Hope you have deep pockets.You will need an International school. IF you can find one that has a vacancy and IF you can meet Term fees etc that as a "farang" will make your eyes water. Best of luck you have an uphill battle for a 2 month stay.


----------



## Xynoplas2 (Jan 4, 2017)

Many hotels in Thailand offer monthly rates that won't tear a hole in your pocket. Check the usual tourist sites like Trip Advisor.
I've never been to Phuket, but I understand that there's not much there beyond the tourism industry.


----------



## max1984 (Jul 19, 2017)

Hi,

I advise you to check on internet you will find some great website.

I found DDproperty for example which is one of the most real estate website. You may find what you are looking for on here.

Wish you all the best with your move in Thailand.
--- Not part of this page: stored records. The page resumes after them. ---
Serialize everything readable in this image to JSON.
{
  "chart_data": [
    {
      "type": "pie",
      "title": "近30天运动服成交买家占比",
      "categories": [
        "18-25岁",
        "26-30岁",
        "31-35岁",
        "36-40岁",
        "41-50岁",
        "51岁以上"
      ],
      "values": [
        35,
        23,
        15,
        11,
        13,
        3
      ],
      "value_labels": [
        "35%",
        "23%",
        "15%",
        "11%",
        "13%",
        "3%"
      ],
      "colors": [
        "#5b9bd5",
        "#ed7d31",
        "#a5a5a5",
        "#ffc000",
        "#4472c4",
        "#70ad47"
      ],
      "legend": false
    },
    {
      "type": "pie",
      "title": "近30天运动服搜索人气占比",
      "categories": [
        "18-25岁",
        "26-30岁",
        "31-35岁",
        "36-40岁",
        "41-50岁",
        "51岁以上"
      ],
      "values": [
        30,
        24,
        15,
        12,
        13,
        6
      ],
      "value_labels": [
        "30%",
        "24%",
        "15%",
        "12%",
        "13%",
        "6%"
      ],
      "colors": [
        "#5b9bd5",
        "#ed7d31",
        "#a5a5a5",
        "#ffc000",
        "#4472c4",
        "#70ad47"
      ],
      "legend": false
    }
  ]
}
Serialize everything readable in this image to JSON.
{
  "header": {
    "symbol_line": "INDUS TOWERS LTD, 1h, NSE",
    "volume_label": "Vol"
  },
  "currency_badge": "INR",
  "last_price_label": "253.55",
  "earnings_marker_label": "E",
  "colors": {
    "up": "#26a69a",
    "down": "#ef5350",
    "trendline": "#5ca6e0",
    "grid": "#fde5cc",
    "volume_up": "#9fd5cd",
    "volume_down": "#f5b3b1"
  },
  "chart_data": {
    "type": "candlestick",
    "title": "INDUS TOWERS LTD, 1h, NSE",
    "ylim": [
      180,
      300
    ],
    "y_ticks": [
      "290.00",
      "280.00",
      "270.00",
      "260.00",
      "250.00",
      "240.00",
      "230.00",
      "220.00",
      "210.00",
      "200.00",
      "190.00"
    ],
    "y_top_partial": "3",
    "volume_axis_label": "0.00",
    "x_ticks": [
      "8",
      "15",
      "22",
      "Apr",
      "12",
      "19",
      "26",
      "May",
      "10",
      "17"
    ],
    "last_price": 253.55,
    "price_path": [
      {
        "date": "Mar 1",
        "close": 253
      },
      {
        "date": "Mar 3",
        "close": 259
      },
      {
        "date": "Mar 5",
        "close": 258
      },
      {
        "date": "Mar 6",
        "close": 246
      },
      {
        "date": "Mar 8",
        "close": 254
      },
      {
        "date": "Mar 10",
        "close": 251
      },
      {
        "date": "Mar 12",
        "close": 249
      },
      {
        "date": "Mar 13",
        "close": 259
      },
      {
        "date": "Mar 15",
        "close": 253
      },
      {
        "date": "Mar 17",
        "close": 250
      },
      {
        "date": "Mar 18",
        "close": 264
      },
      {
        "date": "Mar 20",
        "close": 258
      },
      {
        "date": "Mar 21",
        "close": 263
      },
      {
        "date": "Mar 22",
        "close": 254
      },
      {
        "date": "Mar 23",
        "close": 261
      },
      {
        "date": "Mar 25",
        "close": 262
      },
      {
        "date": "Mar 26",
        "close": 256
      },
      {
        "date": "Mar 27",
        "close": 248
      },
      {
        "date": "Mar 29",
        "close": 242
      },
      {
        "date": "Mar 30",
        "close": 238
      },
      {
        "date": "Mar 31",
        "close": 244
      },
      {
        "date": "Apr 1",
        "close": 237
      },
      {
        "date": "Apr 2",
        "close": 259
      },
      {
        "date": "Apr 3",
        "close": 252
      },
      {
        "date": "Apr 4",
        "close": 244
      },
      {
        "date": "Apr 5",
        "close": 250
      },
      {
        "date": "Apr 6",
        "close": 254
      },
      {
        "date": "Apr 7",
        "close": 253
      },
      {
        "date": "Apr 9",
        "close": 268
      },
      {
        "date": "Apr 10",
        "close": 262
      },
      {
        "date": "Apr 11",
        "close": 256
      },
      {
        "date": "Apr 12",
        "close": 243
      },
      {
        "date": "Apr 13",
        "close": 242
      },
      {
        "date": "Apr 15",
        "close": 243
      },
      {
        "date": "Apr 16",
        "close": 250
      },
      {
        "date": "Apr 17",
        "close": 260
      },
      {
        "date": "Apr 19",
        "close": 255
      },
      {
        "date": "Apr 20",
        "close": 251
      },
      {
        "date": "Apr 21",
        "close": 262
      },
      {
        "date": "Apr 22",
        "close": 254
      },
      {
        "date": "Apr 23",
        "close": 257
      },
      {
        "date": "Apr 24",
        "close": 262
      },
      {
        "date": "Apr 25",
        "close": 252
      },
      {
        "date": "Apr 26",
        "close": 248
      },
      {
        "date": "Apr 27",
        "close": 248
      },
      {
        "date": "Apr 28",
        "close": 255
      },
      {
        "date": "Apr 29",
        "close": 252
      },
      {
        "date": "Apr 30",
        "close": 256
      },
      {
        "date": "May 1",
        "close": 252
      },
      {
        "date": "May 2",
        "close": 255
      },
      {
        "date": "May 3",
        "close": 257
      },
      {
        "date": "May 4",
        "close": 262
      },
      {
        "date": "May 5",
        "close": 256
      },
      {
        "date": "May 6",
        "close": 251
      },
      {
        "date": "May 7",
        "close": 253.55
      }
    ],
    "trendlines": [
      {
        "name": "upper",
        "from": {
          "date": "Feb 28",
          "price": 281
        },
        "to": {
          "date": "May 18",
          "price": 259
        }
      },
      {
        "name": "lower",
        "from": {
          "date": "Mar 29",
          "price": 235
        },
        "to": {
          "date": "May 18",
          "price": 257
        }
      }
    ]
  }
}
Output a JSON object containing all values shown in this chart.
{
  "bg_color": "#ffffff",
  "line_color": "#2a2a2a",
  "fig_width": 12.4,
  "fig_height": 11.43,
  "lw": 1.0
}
My parents and i are moving to soon.

Cheers,

Max


----------



## Thai Bigfoot (Aug 29, 2009)

I retired to Phuket in 2009. I taught in a private school for 3 years. 
You won't have any problem finding a rental during the summer, which is low season. And, the bottom has fallen out of the tourism industry the last few years. In Kamala (Phuket), you can get a nice house for β10K-15K without a pool. Get a hotel room for a few nights and use the time to check out the area for rentals.

Most western schools are on a wester schedule, so, other than nursery or day care, they won't be open during the summer.


----------